In early July 1898, H. T. Finck, a New York resident, traveled to Roan Mountain on a mountain railroad that traveled over what he deemed the “Cranberry Road.” The 40-mile long million-dollar endeavor was fabricated to transport steel. It picked up Mr. Finck at the Southern Railroad in Johnson City and chugged along toward his anxiously awaited destination.
After disembarking at Roan Mountain Station, he took a 12-mile stagecoach ride that was often used in tandem with trains to the top of the mountain at 6894 feet above sea level. Had Finck made the journey a couple of weeks earlier, he would have witnessed the stunning Catawba rhododendrons in full bloom.
The Cloudland Hotel was the tallest building east of the Rocky Mountains. The state line, dividing North Carolina from Tennessee, passed through the dining room where guests could cut their steak with a knife in one state and eat it with a fork in the other. Also, the rooms were situated such that guests could sleep with their head in Tennessee and their feet in North Carolina.
The building, capable of handling several hundred guests, exposed its broad sides gallantly to the violent winds without using chains anchored to stones like other mountaintop hotels. However, the roof of the Cloudland Hotel collapsed during high winds on two occasions forcing the owners to moor it with heavy rocks. A supreme test of strength occurred in July that year when a violent storm raged for three days nonstop. Although it was the fiercest squall the proprietor remembered in several years, the hotel remained firm on its foundation.
Weather was ideal in summer months with the thermometer dropping to 40 degrees at night, prompting the staff to burn huge logs in all the chimneys. The fires were kept lit day and night for those who desired extra warmth. During the day, the temperature varied between 58 and 64. The hotel was perfect for authors who could work at their trade and simultaneously enjoy the spectacular surroundings. Food in the dining room was not only reasonably priced but also quite succulent.

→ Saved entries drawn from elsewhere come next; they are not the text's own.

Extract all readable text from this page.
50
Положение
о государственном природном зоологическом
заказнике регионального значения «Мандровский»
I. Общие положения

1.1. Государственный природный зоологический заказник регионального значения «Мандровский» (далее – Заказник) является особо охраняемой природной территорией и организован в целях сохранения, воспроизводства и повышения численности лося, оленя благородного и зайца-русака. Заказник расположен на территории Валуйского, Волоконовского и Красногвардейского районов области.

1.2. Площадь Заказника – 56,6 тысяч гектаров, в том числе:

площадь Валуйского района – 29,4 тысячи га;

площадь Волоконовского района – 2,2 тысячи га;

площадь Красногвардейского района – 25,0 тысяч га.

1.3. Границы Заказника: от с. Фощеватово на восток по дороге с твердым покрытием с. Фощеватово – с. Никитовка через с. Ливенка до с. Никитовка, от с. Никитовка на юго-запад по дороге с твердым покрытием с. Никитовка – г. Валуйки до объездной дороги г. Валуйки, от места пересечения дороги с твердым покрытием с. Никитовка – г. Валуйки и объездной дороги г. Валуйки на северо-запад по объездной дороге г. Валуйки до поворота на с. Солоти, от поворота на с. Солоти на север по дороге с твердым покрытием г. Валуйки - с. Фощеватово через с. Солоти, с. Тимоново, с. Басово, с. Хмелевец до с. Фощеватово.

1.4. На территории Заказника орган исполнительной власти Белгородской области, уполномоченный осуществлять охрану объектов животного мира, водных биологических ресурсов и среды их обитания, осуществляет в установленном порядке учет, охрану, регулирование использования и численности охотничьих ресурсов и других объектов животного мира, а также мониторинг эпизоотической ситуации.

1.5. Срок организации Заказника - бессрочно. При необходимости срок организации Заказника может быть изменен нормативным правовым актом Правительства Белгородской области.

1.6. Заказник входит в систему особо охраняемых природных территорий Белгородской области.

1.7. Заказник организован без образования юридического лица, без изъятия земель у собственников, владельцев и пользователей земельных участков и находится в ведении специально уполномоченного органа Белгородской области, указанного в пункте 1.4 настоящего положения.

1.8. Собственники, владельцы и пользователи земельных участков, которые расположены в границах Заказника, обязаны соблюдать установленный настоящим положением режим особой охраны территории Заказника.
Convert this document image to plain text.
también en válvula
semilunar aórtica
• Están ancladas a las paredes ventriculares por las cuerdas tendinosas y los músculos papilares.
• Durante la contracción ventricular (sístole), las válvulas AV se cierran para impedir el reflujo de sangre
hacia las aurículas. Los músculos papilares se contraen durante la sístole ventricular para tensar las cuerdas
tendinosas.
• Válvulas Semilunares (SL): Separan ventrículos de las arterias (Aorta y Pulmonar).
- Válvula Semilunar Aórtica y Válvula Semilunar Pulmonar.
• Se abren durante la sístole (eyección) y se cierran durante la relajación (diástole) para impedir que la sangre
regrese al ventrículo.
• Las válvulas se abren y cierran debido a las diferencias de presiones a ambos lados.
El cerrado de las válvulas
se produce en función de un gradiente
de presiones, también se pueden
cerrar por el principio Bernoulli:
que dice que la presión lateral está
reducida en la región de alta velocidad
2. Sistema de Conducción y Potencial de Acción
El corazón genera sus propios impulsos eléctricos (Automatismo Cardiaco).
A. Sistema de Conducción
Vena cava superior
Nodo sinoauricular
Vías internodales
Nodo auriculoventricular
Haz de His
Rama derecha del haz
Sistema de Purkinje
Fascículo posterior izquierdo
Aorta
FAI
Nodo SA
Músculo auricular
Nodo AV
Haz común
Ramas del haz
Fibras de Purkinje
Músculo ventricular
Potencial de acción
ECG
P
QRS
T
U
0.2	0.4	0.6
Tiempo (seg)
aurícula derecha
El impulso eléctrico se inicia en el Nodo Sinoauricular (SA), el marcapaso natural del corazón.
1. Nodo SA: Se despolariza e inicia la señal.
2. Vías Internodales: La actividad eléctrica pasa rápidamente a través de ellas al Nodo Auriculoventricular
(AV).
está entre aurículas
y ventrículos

The hotel was aptly named because clouds afforded the best entertainment when they were not so close as to obstruct the view, as was often the case. The frequent rain that bathed the area usually vanished as quickly as it arrived. Air dampness was exhilarating, not depressing. Just below and behind the hotel was a ravine from which mists formed perfect circular rainbows by the setting sun. Sunsets were magnificently varied and beautiful, painting the majestic sky in all directions.
On some of the mountaintop balds, farmhouses of local residents could be observed. A few curious visitors became acquainted with some of them, whom they described as being perfectly “civil and safe,” except for their curious habit of feuding with nearby families like the stereotyped Hatfield-McCoy feud 20 years prior.
The inhabitants owned sheep, cattle, horses and pigs. Mr. Finck interestingly noted that, while the razorback pig was not an attractive animal, it lived a fresh air life, was fed on unspoiled grass and was bathed daily by unpolluted rains. He reasoned that this was why the animals yielded such well-flavored hams, humorously noting that the critters would stampede down the hill at the mere mention of salt.
A Cloudland Hotel, Roan Mountain stay over around 1900 was truly a wilderness paradise for visitors wanting a break from life’s demanding routines.